A quick fix to the foreclosure crisis is unlikely despite growing pressure for some sort of settlement, which could form the basis of such a solution; from lenders, politicians and others.
Efforts to provide a solution to the foreclosure crisis have been stalled for months because of media reports that the paperwork in tens of thousands of foreclosures was done improperly. This has prompted an investigation of mortgage servicing companies and lenders by attorney generals in all fifty states.
Representatives of the attorneys generals and lenders are now trying to negotiate a settlement that could theoretically lead to a foreclosure crisis solution. The negotiations were revealed at a US Senate Banking committee hearing on foreclosures on Nov. 16, according to news reports.
From the representatives’ testimony it appears that any sort of agreement is still months away. Bank of America CEO, Brian Moynihan (who apparently represents the lenders) told the committee that lenders would like a quick settlement. Yet, Iowa Attorney General Tom Miller (who is heading the states’ mortgage investigation) said it could take up to a year to work out such a settlement.
Investigation Unlikely to Stop
Miller and Moynihan’s statements indicate that the state investigations of lenders and negotiations between lenders and attorney generals are likely to continue. It is hard to see how these negotiations can lead to any sort of meaningful solution to the foreclosure crisis even if they are successful.
The first and biggest obstacle to a successful agreement would be the political climate. Popular opinion is running decidedly against banks and the mortgage industry. Any sort of settlement in the lenders’ favor is likely to be seen as kowtowing to bankers and Wall Street. That would be political suicide given the present political climate so it is unlikely that most attorney generals who are elected officials would sign off on it.
Other obstacles include the scope and complexity of the problem there are hundreds of lenders, law firms, mortgage service companies and other businesses involved in the foreclosure crisis. It is highly likely that many of them will seek their own settlements with state governments. It is also highly likely that some state attorney generals will seek their own deals with lenders for their own purposes.
Civil Lawsuits Could Complicate Matters and Sink Deal
Any sort of deal made by the attorneys general would only cover criminal and civil legal actions brought by the states. It would not cover any possible federal legal action or civil suits brought by private attorneys and individuals.
There is a strong possibility that evidence of foreclosure wrong doing will lead to civil lawsuits including class action lawsuits against the lenders. Any settlement between attorneys generals and lenders could be seen as an admission of wrongdoing and fuel civil lawsuits.
It is also unclear if such a settlement would be legally binding. Consumer advocates, lenders, investors in mortgage backed securities and others could challenge it in court. This could delay the settlement for months or even years. There is also the possibility that the settlement could be thrown out by courts which would reignite the dispute.
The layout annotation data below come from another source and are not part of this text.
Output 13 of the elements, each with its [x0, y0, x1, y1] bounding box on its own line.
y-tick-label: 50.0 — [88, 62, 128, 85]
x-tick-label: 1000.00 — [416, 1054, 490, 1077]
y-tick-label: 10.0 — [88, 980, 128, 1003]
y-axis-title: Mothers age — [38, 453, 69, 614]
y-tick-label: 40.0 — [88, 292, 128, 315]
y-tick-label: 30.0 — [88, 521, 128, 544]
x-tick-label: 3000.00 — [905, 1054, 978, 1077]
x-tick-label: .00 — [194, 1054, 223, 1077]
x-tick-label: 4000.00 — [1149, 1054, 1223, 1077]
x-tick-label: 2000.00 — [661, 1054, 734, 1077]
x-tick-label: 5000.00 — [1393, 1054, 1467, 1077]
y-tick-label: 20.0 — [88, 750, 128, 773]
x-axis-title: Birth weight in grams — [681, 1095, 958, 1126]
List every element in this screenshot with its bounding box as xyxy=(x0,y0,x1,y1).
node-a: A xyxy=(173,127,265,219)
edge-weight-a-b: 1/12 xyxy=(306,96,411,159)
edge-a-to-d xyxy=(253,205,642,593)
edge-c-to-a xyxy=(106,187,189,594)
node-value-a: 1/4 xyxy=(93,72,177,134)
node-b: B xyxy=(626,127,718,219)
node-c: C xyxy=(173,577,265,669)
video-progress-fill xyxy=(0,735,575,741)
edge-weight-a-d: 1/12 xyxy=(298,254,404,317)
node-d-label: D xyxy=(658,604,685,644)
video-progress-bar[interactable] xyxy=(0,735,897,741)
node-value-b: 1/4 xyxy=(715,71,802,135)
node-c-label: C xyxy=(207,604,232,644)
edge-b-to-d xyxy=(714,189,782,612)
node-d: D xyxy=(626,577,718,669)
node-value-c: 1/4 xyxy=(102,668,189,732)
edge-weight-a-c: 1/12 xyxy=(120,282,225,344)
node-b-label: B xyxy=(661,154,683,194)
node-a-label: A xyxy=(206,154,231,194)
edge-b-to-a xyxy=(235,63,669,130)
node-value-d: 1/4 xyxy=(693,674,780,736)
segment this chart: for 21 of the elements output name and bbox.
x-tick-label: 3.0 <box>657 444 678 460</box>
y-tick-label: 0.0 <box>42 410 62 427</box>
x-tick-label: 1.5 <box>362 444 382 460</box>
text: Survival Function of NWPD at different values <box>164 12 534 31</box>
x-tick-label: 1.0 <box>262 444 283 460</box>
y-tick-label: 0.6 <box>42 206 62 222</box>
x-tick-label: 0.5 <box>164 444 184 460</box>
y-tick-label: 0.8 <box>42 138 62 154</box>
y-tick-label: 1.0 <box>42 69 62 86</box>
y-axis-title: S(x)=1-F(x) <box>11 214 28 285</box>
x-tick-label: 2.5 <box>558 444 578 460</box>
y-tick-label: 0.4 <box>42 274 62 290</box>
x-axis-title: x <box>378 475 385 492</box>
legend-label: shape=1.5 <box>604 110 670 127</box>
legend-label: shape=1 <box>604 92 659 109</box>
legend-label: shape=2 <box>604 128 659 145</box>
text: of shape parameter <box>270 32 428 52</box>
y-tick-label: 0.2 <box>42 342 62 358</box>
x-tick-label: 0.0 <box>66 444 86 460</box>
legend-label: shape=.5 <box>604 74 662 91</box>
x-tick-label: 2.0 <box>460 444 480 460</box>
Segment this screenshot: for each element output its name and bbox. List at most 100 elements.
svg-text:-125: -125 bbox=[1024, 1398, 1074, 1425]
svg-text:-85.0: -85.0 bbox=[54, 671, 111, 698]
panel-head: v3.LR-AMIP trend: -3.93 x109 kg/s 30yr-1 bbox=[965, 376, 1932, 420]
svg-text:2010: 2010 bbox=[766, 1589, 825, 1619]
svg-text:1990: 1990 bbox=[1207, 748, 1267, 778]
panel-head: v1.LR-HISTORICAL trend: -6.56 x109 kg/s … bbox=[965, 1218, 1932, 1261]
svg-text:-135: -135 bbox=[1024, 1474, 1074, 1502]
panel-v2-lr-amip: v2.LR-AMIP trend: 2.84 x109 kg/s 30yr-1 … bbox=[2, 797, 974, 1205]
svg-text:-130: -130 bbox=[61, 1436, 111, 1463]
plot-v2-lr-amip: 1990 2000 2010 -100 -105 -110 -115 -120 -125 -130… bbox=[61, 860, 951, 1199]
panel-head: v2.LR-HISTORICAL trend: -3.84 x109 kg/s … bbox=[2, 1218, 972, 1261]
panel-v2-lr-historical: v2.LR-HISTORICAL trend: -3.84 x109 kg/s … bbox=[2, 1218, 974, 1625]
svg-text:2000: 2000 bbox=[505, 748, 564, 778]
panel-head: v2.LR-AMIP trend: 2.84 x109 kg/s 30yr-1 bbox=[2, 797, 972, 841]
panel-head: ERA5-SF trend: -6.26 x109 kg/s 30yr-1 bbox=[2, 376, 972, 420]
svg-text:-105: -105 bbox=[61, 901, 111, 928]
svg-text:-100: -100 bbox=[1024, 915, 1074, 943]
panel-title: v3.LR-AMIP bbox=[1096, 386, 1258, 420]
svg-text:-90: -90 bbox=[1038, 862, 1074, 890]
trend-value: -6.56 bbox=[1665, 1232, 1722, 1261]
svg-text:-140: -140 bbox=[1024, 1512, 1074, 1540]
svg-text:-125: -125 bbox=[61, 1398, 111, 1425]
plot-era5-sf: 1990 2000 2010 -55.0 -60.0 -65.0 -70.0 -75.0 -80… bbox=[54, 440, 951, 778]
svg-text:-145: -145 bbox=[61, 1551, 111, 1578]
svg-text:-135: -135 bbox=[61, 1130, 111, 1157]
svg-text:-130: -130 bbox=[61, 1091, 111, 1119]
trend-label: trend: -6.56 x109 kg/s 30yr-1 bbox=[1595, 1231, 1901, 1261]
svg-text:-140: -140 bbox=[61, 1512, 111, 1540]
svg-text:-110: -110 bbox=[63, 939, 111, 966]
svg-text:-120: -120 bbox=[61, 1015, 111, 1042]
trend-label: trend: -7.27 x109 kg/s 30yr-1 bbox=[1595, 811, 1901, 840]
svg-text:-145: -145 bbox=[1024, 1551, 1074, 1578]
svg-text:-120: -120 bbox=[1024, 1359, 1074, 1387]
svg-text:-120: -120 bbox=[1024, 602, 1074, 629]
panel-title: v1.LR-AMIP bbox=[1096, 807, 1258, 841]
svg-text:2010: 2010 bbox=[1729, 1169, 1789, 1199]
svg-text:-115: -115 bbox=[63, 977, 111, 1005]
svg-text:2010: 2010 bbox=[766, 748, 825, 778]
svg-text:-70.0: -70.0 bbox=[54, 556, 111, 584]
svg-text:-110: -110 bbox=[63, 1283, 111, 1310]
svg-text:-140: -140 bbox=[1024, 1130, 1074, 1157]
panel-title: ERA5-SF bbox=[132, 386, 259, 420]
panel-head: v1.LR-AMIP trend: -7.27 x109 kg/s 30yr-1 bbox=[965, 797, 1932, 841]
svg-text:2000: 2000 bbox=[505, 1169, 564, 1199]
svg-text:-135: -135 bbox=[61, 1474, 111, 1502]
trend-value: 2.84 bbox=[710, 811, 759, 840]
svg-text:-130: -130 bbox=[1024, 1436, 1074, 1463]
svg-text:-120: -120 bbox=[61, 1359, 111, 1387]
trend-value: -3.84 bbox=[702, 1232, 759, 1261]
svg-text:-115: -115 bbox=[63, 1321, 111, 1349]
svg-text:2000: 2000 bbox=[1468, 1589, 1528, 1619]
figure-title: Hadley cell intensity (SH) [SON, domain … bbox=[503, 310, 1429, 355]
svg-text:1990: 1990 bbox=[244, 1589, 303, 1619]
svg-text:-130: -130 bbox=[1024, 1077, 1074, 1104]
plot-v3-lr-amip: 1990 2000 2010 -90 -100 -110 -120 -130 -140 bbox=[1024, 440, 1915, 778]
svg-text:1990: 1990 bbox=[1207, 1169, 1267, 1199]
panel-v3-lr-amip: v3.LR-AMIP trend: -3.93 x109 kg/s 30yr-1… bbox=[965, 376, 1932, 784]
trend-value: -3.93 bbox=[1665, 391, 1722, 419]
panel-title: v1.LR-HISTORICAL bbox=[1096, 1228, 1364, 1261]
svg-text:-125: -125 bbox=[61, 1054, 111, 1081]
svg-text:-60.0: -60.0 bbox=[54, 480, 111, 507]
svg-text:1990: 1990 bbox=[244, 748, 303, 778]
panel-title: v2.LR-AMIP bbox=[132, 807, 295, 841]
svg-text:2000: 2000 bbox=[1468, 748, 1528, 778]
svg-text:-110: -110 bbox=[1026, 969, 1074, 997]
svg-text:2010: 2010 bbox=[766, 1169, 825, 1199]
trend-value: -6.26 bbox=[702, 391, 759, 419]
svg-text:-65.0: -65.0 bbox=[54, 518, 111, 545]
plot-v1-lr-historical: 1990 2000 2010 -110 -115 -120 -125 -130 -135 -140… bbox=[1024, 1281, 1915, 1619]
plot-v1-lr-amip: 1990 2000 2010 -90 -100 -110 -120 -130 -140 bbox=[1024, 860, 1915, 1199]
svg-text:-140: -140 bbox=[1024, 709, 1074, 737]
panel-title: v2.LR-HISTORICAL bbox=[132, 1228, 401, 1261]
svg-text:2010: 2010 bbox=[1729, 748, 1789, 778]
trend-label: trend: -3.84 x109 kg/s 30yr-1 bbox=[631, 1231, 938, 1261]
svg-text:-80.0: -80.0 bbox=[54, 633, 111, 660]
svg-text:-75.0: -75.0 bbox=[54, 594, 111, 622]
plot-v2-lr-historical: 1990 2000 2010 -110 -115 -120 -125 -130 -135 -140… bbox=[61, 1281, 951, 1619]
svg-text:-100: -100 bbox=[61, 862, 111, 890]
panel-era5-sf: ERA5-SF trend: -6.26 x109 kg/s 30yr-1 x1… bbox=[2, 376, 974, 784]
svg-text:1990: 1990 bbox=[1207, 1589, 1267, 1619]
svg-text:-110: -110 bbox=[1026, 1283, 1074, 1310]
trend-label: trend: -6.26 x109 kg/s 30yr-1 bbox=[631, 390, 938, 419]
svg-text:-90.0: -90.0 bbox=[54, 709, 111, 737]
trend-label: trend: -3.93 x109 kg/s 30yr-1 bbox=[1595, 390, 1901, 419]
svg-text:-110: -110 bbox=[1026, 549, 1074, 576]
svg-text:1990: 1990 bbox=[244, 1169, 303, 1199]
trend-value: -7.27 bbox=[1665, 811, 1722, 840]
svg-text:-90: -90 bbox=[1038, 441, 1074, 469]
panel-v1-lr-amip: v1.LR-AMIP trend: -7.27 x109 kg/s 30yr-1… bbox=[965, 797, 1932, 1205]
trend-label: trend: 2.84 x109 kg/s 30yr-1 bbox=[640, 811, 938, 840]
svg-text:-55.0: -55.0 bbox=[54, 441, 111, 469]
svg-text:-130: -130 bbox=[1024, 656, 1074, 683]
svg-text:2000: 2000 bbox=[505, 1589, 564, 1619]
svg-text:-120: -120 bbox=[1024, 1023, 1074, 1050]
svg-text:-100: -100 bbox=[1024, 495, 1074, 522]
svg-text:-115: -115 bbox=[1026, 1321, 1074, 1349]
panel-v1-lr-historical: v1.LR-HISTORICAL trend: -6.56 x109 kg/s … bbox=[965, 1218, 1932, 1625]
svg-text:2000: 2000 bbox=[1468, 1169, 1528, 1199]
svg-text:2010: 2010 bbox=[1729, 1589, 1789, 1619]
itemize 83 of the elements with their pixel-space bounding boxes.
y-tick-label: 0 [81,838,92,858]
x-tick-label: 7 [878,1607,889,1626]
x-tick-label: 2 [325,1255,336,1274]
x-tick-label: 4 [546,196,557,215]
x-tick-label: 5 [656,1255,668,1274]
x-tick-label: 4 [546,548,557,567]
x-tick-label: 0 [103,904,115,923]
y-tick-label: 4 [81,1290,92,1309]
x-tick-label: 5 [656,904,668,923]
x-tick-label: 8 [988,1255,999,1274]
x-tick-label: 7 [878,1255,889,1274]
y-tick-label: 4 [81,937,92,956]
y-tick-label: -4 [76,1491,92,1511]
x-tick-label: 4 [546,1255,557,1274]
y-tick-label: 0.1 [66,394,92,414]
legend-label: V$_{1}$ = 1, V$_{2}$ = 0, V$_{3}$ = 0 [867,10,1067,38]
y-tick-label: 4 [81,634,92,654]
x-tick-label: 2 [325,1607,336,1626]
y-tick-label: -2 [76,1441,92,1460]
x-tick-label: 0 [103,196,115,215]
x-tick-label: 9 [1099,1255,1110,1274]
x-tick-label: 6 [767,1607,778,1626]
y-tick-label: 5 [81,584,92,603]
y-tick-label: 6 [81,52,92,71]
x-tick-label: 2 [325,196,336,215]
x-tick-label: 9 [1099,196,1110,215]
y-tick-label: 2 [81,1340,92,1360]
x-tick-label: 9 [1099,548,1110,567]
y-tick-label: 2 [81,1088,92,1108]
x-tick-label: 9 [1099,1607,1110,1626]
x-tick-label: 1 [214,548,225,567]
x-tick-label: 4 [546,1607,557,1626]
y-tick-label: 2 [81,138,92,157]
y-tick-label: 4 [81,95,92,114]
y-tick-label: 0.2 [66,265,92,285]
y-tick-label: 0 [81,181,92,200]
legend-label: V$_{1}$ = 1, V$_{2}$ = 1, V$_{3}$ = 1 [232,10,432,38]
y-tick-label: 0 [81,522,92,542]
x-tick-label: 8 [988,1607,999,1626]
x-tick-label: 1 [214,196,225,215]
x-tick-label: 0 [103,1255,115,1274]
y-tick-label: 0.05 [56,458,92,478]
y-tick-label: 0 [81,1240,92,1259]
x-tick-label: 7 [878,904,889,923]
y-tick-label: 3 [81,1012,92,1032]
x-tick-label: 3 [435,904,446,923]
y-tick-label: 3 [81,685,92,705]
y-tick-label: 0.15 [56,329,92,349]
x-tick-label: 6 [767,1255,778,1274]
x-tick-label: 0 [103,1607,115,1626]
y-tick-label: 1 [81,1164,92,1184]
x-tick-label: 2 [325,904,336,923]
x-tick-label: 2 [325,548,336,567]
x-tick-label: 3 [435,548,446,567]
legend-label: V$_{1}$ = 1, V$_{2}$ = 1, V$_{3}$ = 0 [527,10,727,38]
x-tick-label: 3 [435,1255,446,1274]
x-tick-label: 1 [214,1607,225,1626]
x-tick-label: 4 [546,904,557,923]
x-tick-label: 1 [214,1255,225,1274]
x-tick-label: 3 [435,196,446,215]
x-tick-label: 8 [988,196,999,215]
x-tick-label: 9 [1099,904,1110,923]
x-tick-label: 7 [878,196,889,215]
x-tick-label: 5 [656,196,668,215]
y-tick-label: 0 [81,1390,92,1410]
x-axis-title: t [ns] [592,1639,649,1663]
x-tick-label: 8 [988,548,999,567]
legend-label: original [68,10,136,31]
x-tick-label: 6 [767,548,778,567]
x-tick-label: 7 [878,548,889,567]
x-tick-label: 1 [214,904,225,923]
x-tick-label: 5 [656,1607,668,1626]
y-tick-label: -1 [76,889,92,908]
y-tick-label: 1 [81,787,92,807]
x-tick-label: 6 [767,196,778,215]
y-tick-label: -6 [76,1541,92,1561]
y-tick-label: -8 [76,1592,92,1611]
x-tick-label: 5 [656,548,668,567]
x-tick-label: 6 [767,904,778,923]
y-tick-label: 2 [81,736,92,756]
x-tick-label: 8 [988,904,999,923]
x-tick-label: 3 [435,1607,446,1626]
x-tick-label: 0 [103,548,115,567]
Numerous civil lawsuits challenging the foreclosure process have already been filed in states such as Florida. Bloomberg Businessweek reports that North Carolina attorney O. Max Garner III is organizing a nationwide network of attorneys to fight foreclosure. This network could conceivably challenge any sort of deal.
Attorneys are also threatening to sue lenders on half of investors who lost money in mortgage backed investments. These lawyers would undoubtedly challenge any settlement that didn’t reimburse investors for their losses.
Unclear How Settlement Would Affect Mortgage Market & Homeowners
It is also unclear how such a settlement would affect the mortgage market and home sales. The home sales and mortgage markets are at a virtual standstill right now because of the economic downturn.
A successful settlement could put hundreds of thousands of foreclosed homes; which are currently in legal limbo, back on the market. This would probably drive down home prices but could increase the number of home sales and new mortgages.
The failure to workout a deal and ongoing state investigations of the mortgage business would make the foreclosure situation worse. The ongoing investigations will cloud title on foreclosed homes which will make them hard or even impossible to sale.
It could also be harder to work out deals to help persons stay in foreclosed homes through mortgage modification. Such efforts rely upon clear title and the cooperation of a mortgage holder. It is hard to see how such settlements can be made when it is hard to determine who holds a mortgage upon a home.
Foreclosure Crisis Likely to Continue
The foreclosure crisis and the conflict between states attorney generals and mortgage lenders will continue for the foreseeable future. This means that no quick fix or solution to the foreclosure crisis is likely anytime soon.
Nor is a federal solution to the problem probable because foreclosure processes are different in each state. No federally imposed mandate or process would be binding unless both lenders and homebuyers would agree to it. Even then such a settlement would have to comply with state laws governing foreclosures. This means that is unlikely that either President Obama or Congress will get involved in these negotiations.
The most likely scenario is that this process will drag on for months and eventually collapse. Instead of one grand solution expect individual settlements between the mortgage lenders and the state attorney generals.